Raf kinase activityEPA Grant Number: U914800
Title: Raf kinase activity
Investigators: Reuther, Gary W.
Institution: Duke University Medical Center
EPA Project Officer: Michaud, Jayne
Project Period: January 1, 1995 through January 1, 1996
Project Amount: $102,000
RFA: STAR Graduate Fellowships (1995) Recipients Lists
Research Category: Fellowship - Health , Health Effects , Academic Fellowships
The objectives of this research project are to: (1) examine the nature of the Raf-1 kinase (Raf)/serine kinase (cBcr) complex and its effect on Raf kinase activity; (2) investigate the nature of the Raf/cBcr complex; (3) determine if a kinase/substrate relationship exists between Raf and cBcr; (4) examine the effect of cBcr phosphorylation of 14-3-3 proteins on the ability of these 14-3-3 proteins to activate the Raf kinase; and (5) investigate the role of Raf in Bcr/Abelson (Abl) signaling. The cBcr protein is encoded by the Bcr gene. This gene was discovered by its presence in the Philadelphia (Ph1) chromosome, which is the result of a chromosomal translocation fusing Bcr sequences to sequences of the Abl tyrosine kinase gene.
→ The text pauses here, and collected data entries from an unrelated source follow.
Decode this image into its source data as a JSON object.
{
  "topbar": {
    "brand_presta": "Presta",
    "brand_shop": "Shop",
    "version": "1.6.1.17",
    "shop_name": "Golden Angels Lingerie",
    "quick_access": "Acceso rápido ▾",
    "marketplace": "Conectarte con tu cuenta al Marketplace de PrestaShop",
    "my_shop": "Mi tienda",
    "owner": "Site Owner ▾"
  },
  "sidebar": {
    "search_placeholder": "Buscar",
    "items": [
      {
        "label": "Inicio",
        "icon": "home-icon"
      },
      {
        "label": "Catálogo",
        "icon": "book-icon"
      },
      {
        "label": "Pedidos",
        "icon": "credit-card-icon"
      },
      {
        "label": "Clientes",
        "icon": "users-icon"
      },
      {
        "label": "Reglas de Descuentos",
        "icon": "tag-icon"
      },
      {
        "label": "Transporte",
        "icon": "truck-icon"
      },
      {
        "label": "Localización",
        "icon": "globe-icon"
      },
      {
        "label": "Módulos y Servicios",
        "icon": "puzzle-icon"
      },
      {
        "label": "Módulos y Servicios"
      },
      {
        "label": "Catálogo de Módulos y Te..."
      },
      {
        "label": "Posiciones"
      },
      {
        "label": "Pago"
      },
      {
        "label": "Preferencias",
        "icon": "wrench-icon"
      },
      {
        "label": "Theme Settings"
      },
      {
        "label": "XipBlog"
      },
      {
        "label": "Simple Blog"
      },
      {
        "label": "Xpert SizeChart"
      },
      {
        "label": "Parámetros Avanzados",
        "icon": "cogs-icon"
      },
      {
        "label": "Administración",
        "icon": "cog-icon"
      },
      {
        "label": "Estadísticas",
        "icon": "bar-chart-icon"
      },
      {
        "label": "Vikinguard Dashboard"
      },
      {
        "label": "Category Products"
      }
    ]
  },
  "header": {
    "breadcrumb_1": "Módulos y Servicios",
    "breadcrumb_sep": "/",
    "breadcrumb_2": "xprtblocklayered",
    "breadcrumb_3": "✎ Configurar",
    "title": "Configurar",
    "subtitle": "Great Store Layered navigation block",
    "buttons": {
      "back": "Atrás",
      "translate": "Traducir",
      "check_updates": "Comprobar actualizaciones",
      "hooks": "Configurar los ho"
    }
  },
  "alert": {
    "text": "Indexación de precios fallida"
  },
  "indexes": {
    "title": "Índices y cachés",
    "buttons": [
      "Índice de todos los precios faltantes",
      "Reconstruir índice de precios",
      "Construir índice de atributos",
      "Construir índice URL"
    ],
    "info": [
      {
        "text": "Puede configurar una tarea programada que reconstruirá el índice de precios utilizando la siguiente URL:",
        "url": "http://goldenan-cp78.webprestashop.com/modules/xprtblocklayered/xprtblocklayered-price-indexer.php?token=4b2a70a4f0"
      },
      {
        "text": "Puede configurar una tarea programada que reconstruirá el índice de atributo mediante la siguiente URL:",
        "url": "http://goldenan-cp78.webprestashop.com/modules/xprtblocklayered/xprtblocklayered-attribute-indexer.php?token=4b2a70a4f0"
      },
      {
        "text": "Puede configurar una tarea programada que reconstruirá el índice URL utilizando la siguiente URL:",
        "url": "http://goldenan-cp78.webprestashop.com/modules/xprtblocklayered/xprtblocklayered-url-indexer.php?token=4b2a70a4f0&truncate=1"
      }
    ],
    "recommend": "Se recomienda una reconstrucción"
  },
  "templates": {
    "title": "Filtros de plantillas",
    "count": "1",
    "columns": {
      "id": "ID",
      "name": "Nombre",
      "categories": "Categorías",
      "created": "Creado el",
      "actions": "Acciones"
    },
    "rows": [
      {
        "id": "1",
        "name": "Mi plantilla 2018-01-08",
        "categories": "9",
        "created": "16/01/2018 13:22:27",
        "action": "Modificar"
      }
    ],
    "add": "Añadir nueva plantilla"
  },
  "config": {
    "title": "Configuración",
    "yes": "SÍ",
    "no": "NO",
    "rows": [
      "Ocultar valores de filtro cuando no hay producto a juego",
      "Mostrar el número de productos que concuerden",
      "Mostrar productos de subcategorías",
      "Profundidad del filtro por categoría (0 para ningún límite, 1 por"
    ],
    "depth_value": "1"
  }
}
This fusion leads to the synthesis of Bcr/Abl oncoproteins that are implicated in the pathogenesis of chronic myelogenous and acute lymphocytic leukemias. The Abl tyrosine kinase is constitutively active in this chimera, and this activity is required for the transforming capability of Bcr/Abl. The importance of the oligomerization domain, a tyrosine that when phosphorylated provides a binding site for the growth factor receptor-bound-2 (Grb-2) adaptor protein, and a region that interacts with 14-3-3 proteins and SH2 domains. Although these regions of Bcr are required for the full transforming capability of Bcr/Abl, their role in the normal function of cBcr is not known, because the biological function(s) of Bcr has remained elusive.